On 11/13/22 16:05, Christoph Muellner wrote:
From: Christoph Müllner <christoph.muell...@vrull.eu>

This patch implements expansions for the cmpstrsi and the cmpstrnsi
builtins using Zbb instructions (if available).
This allows to inline calls to strcmp() and strncmp().

The expansion basically emits a peeled comparison sequence (i.e. a peeled
comparison loop) which compares XLEN bits per step if possible.

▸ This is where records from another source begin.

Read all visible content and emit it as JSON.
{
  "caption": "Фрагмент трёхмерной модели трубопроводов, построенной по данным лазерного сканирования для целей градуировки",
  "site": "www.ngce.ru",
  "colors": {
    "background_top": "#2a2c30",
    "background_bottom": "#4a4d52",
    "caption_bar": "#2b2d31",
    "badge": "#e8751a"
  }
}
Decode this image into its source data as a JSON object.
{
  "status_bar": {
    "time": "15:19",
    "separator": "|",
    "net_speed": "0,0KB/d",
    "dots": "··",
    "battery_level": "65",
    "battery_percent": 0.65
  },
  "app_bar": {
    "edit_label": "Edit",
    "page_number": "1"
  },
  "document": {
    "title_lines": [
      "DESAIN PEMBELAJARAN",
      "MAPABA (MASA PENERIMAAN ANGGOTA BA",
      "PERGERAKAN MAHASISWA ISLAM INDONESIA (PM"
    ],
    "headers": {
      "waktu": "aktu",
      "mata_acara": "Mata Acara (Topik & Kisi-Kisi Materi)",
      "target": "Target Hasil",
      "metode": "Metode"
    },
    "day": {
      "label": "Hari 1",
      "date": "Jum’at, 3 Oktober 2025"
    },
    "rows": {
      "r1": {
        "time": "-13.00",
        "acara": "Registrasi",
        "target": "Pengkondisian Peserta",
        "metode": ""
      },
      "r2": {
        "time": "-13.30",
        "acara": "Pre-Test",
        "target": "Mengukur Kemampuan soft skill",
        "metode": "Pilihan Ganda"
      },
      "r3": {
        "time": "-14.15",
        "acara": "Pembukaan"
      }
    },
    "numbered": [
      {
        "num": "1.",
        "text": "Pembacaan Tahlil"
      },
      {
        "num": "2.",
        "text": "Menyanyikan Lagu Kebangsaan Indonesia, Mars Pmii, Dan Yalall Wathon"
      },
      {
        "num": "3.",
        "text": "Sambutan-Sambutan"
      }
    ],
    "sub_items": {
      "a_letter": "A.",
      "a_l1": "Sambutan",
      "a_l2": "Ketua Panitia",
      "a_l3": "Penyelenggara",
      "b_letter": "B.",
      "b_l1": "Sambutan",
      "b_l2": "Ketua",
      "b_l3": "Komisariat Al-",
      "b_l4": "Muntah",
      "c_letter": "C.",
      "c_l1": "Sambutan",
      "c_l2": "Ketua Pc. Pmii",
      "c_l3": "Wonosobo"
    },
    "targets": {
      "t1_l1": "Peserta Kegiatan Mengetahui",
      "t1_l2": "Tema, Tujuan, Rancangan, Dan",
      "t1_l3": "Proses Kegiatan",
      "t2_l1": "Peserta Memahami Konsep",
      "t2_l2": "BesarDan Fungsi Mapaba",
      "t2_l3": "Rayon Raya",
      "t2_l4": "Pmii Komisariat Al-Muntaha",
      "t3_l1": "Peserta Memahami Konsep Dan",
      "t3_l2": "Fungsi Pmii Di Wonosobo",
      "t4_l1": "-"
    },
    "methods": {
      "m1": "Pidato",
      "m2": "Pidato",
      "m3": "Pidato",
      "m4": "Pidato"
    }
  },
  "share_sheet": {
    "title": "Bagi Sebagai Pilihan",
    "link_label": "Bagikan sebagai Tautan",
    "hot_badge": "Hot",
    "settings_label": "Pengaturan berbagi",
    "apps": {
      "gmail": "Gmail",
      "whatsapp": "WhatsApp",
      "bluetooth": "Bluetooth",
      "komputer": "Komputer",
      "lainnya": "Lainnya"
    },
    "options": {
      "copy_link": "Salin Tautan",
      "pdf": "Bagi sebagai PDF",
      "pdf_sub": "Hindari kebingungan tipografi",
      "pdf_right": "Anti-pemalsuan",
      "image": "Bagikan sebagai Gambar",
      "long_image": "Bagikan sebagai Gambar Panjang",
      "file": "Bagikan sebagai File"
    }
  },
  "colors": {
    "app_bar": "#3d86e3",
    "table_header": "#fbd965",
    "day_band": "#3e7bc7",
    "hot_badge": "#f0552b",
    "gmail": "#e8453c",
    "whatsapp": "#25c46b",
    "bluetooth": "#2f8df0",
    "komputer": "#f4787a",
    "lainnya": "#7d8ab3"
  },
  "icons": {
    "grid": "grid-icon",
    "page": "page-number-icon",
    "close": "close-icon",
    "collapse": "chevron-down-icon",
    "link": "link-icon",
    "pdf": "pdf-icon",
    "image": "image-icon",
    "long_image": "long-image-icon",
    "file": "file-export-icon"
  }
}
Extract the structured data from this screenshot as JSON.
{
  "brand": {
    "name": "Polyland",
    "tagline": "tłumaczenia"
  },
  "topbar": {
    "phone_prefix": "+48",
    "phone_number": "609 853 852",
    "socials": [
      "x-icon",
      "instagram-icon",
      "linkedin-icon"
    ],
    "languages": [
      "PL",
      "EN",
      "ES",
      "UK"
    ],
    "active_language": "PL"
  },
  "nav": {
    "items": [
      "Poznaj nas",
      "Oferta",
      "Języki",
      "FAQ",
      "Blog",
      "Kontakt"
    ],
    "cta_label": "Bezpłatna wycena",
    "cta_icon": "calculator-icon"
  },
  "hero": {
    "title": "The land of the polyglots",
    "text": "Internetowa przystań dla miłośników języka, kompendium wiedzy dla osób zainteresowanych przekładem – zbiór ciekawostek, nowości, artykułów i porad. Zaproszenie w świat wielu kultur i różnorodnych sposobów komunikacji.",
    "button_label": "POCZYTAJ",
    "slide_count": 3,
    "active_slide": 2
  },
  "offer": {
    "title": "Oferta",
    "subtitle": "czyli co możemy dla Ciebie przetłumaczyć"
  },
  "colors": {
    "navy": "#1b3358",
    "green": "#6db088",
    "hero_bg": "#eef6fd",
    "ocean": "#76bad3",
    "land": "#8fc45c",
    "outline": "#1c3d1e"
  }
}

The emitted sequence can be controlled, by setting the maximum number
of compared bytes (-mstring-compare-inline-limit).

gcc/ChangeLog:

        * config/riscv/riscv-protos.h (riscv_expand_strn_compare): New
          prototype.
        * config/riscv/riscv-string.cc (GEN_EMIT_HELPER3): New helper
          macros.
        (GEN_EMIT_HELPER2): New helper macros.
        (expand_strncmp_zbb_sequence): New function.
        (riscv_emit_str_compare_zbb): New function.
        (riscv_expand_strn_compare): New function.
        * config/riscv/riscv.md (cmpstrnsi): Invoke expansion functions
          for strn_compare.
        (cmpstrsi): Invoke expansion functions for strn_compare.
        * config/riscv/riscv.opt: Add new parameter
          '-mstring-compare-inline-limit'.

Presumably the hybrid inline + out of line approach is to capture the fact that most strings compare unequal early, then punt out to the library if they don't follow that model?  It looks like we're structured for that case by peeling iterations rather than having a fully inlined approach.  Just want to confirm...


I was a bit worried about the "readahead" problem that arises when reading more than a byte and a NUL is found in the first string.  If you're not careful, the readahead of the second string could fault.  But it looks like we avoid that by requiring word alignment on both strings.


+
+/* Emit a string comparison sequence using Zbb instruction.
+
+   OPERANDS[0] is the target (result).
+   OPERANDS[1] is the first source.
+   OPERANDS[2] is the second source.
+   If NO_LENGTH is zero, then:
+   OPERANDS[3] is the length.
+   OPERANDS[4] is the alignment in bytes.
+   If NO_LENGTH is nonzero, then:
+   OPERANDS[3] is the alignment in bytes.

Ugh.  I guess it's inevitable unless we want to drop the array and pass each element individually (in which case we'd pass a NULL_RTX in the case we don't have a length argument).


I'd like to give others a chance to chime in here.  Everything looks sensible here, but I may have missed something.  So give the other maintainers a couple days to chime in before committing.